Liberal justices show during SCOTUS oral arguments that they don't know how guns work

By Jen Krausz on
 March 1, 2024

A significant amount of time was spent during recent Supreme Court oral arguments concerning a bump stock ban explaining exactly how the devices work and correcting misconceptions about them.

Liberal justices repeatedly said that bump stocks allow guns to be fired hundreds of times in a moment, which is not true.

“Why would even a person with arthritis think they needed to shoot 400 to seven or 800 rounds of ammunition under any circumstance if you don’t let a person without arthritis do that?” Elena Kagan asked the lawyer for gun store owner Michael Cargill, who was forced to turn his bump stocks in to investigators or face a felony conviction.

The lawyer pointed out that it wasn't possible to fire that many rounds at once and that the ammunition clip only holds 50 rounds, but they just didn't seem to get it.

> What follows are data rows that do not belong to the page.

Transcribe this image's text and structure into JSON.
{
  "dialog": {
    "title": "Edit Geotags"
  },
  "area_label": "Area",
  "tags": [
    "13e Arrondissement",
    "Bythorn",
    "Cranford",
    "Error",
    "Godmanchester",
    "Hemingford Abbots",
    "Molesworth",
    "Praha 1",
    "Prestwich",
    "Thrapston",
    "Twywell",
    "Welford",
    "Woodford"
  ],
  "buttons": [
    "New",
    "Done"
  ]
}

“Everything about the bump firing process is manual. There is no automated device such as a spring or a motor in any of Mr. Cargill’s non-mechanical bump stocks. The process depends entirely on human effort and exertion, as the shooter must continually and repeatedly thrust the force stock of the rifle forward with his nonshooting hand while simultaneously maintaining backward pressure on the weapon with his shooting hand,” attorney Jonathan Mitchell clarified.

The ban was ruled unconstitutional by a lower court as well as the appeals court, but the federal government under President Joe Biden appealed those decisions.